--On Wednesday, January 24, 2018 5:39 PM +0000 Andrew Findlay andrew.findlay@skills-1st.co.uk wrote:
In scenario #1, lmdb refuses to set the maxsize to something less than the size of the DB. It will make it equal to the size of the DB (Leading to scenario #2)
Is 'size of the DB' the current length of the DB file, or the amount of disk space actually used by it?
It's the amount of disk space used (DB+freespace table, etc)
In scenario #2, the server will not accept any new growth (write ops will be rejected). Monitoring should alert you to that, but the system will recover once you adjust the maxsize to something useful.
In scenario #3, the maxsize is increased.
I've not seen any load related issues for such an operation, so it's not clear to me what you mean by that, either.
Just to be clear on this, is it OK to change maxsize in the config file while slapd is down or does this only work with LDAP-based config changes?
If you change the maxsize while slapd is down, it won't get applied until you start slapd.

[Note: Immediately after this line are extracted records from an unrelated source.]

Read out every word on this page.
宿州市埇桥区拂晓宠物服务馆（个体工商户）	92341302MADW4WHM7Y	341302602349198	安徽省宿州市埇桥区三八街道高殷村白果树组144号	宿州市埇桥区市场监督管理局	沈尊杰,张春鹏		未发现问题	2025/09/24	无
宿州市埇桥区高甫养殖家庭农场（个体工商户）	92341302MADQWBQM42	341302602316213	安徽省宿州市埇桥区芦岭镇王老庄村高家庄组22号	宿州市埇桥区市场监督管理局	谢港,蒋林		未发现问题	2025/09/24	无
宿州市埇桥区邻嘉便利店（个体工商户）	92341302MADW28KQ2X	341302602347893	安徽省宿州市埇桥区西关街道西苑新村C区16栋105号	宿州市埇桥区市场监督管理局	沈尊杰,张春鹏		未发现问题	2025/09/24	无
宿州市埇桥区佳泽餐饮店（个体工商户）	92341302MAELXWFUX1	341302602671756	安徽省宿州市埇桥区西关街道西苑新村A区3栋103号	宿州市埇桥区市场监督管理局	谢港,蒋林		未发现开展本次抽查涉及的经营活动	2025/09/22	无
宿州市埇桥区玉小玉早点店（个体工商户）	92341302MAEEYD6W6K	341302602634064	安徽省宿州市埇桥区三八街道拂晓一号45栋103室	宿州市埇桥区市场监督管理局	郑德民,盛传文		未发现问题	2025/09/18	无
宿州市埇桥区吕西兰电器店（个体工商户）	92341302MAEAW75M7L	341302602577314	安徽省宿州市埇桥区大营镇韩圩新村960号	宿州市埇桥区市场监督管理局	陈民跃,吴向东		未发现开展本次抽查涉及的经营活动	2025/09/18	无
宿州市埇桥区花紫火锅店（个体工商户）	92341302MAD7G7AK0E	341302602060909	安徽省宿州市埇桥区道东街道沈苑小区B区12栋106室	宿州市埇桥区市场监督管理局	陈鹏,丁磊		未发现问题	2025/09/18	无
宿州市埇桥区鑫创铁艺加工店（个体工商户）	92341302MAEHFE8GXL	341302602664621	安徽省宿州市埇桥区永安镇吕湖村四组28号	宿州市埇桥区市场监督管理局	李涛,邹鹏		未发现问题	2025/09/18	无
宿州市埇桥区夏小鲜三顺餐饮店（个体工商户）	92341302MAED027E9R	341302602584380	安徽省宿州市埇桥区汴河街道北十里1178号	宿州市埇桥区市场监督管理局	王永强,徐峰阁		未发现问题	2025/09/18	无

If you're using cn=config, and change it while slapd's running, the change is immediate. My deployments used cn=config, and the script would just modify the maxsize while slapd was running.
The other problem is definitely interesting, and I'm not clear on a good solution for it.
How about adding a flag to slapd to specify the server ID so that it can go the other way through the config, convert ID to FQDN, and drop that FQDN from the set of replication sources?
I'll discuss with Howard, and see. I hate seeing more options added to slapd, but it may be the only option (no pun intended!) for this scenario. ;) The cloud was fairly nascent when this was all designed, so this case wasn't really a consideration at that point in time. If you were to pass in the server ID, I think you could get rid of the multi-valued serverID bit entirely, since every server would know who it was already.